Pada 2005, kemasan So Good meraih Packaging Consumer Branding Award pada produk kategori nugget. Award emas dari Indonesia Brand Summit Identity ini untuk branding, design, merchandising, and technical printing. “Ini menunjukkan strategi pemasaran kita itu sudah luar biasa diterima. Karena apa? Dalam pemasaran ‘kan ada 4P: product, price, place, dan promotion. Nah, packaging (pengemasan) ini P yang kelima,” komentar Ani Astuti, Product Manager So Good, menjawab AGRINA.

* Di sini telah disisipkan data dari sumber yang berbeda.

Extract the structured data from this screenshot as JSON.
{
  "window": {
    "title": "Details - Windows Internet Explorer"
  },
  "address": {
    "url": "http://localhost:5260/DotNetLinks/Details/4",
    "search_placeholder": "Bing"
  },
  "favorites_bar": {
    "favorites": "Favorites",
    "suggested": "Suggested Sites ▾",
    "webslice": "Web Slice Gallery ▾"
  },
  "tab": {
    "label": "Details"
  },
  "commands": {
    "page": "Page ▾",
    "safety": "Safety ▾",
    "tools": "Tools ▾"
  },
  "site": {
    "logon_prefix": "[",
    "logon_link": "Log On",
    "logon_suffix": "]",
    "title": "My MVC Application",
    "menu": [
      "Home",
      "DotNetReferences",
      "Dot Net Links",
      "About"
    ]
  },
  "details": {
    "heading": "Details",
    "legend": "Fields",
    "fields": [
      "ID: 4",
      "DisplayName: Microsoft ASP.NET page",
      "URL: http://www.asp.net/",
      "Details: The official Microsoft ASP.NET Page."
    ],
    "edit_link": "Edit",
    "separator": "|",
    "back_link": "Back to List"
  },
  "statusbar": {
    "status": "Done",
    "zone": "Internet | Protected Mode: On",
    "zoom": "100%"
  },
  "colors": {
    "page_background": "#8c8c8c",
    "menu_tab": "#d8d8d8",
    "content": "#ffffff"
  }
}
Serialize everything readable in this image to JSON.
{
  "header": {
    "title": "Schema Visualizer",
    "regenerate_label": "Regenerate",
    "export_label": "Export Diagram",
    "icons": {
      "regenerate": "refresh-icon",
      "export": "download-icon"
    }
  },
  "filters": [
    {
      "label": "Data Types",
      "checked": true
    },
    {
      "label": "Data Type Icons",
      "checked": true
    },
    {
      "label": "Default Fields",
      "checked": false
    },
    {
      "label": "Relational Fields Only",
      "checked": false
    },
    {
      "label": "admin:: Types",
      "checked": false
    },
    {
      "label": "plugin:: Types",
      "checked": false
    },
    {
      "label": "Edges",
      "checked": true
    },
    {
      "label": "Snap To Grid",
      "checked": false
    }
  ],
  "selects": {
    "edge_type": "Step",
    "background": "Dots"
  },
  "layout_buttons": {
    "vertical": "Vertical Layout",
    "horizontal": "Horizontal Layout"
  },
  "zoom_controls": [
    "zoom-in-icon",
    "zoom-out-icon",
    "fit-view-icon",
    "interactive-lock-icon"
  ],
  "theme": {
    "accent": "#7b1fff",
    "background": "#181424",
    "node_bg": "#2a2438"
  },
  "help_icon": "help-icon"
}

Kemasan, lanjut Ani, bisa memberikan kontribusi yang baik dalam pemasaran. Pasalnya, begitu konsumen datang ke pasar swalayan, ribuan merek produk ada di depan matanya. Karena itu, “Kemasan tidak hanya harus eye-catching tapi juga eye-attracting sehingga memberi daya tarik lebih ketika konsumen datang ke rak kita. Jadi, packaging, menurut saya, bukan pemborosan tetapi merupakan suatu langkah pembuka untuk memperoleh ketertarikan konsumen,” papar lulusan Fakultas Ilmu Komunikasi, Institut Ilmu Sosial dan Ilmu Politik (IISIP), Jakarta ini.

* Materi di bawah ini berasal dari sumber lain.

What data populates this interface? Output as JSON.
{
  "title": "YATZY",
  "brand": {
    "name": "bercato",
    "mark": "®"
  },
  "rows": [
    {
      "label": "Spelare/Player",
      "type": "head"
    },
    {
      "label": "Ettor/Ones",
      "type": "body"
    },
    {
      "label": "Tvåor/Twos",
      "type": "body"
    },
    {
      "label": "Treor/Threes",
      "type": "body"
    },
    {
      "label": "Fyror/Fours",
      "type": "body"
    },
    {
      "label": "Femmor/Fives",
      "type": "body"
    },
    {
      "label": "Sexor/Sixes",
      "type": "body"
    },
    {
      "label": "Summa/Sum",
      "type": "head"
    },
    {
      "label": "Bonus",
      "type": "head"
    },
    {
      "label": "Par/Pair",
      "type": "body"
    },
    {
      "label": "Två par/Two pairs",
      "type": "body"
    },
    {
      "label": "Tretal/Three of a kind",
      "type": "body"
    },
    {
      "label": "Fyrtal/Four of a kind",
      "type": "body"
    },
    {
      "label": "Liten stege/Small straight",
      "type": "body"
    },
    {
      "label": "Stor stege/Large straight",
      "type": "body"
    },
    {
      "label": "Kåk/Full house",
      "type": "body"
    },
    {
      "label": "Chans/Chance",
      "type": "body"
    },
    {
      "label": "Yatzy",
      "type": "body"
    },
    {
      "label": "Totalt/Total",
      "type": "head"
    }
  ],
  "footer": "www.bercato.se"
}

Saat ditanya tentang nilai tambah antara nugget curah dengan yang dikemas, ibu dua anak tersebut mengatakan, Japfa tidak memproduksi nugget curah sehingga tidak bisa langsung dihitung. Namun, pengemasan menghabiskan 7% dari total biaya produksi. Sebagai gambaran tentang nilai jual, di salah satu ritel besar di Jakarta, nugget curah dibanderol Rp27.500 per kg. Sedangkan produk sejenis yang dikemas dan diberi suatu merek dilabel Rp40.400 per kg.

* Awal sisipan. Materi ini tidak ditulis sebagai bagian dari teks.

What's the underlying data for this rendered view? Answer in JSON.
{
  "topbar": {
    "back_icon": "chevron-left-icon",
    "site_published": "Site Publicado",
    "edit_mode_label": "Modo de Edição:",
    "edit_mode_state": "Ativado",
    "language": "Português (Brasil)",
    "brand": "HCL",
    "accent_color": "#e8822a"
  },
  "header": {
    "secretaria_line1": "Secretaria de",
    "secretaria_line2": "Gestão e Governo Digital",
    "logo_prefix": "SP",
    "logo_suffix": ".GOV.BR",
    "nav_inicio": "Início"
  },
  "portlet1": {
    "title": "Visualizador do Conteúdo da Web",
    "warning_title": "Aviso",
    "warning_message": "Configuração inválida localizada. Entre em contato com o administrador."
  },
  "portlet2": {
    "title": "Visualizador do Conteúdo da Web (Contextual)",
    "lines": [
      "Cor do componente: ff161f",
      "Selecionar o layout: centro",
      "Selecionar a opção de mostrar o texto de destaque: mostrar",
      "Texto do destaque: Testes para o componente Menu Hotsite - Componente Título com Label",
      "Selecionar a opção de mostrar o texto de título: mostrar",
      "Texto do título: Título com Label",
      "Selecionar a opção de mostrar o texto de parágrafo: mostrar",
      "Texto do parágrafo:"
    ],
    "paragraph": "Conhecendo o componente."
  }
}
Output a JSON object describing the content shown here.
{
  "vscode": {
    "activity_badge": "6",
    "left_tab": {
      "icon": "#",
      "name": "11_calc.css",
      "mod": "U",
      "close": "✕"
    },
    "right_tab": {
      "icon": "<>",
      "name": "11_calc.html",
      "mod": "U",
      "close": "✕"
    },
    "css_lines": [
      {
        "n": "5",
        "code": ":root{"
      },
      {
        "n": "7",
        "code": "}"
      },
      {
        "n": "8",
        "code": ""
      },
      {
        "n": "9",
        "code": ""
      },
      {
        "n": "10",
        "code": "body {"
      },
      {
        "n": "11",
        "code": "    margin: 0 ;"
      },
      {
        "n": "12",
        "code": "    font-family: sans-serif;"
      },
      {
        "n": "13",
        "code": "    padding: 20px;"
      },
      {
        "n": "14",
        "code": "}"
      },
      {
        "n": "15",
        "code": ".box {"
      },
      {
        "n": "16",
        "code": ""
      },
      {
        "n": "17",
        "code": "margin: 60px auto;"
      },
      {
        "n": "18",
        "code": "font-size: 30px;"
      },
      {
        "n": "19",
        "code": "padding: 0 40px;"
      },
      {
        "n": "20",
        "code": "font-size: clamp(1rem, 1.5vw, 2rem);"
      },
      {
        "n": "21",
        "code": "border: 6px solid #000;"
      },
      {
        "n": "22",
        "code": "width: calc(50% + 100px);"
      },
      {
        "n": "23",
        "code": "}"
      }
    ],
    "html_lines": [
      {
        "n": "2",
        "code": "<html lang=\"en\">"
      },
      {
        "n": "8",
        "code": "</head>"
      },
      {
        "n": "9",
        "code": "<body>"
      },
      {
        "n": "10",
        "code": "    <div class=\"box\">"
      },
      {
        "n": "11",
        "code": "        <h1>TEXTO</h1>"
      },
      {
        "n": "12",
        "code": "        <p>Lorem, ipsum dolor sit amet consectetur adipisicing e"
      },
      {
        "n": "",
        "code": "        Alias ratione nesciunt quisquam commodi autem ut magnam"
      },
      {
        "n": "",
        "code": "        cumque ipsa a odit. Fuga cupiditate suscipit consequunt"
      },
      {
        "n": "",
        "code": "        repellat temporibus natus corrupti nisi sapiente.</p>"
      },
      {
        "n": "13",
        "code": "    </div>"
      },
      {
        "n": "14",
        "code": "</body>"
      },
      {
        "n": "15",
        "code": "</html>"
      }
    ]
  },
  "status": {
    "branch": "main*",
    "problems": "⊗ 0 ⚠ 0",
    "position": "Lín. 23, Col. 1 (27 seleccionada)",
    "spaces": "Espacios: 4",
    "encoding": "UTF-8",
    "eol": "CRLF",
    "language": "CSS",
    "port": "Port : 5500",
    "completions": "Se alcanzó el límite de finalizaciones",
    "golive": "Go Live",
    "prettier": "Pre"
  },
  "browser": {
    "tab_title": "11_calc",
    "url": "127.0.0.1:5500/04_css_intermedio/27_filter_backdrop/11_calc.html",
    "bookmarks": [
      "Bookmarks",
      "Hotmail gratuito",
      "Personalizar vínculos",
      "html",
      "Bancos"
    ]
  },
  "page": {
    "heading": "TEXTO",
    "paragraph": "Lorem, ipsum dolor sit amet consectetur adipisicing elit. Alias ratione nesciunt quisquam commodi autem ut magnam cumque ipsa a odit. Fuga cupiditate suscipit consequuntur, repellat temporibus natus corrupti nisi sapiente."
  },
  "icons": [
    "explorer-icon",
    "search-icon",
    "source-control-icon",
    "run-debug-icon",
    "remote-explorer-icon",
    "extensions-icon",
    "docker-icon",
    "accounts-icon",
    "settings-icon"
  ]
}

Peran kemasan memang tak semata mendongkrak harga jual. Namun kemasan pun berfungsi sebagai pelindung produk dari kerusakan, pemberi kenyamanan kepada konsumen, dan sebagai alat komunikasi dari produsen ke konsumen. Ke depan peran kemasan semakin besar seiring dengan pertumbuhan pangsa pasar produk olahan yang, kata Ani, bisa mencapai sekitar 10%.
Untuk membidik selera dan menyesuaikan bujet konsumen, Japfa juga membuat ukuran kemasan yang lebih kecil, dari yang mula-mula 500 gr menjadi 400 gr dan 200 gr. Warna pun dibuat berbeda yang menunjukkan rasa. Misalnya, “Kita punya ada tiga rasa untuk chicken nugget: original (biru), hot & spicy (sedikit merah), dan spicy garlic (hijau). Pada produk chicken stick, ada varian rasa keju yang dikemas dengan warna kuning. Jadi, warna ini untuk memudahkan orang dalam memilih,” terang Ani.
Singkat kata, dengan kemasan hasil pemikiran tim pemasarannya, Japfa menyediakan produk berkualitas yang tetap terjaga kesegarannya, kandungan nutrisinya tetap bagus, dan layak dikonsumsi sampai batas waktu kadaluarsa.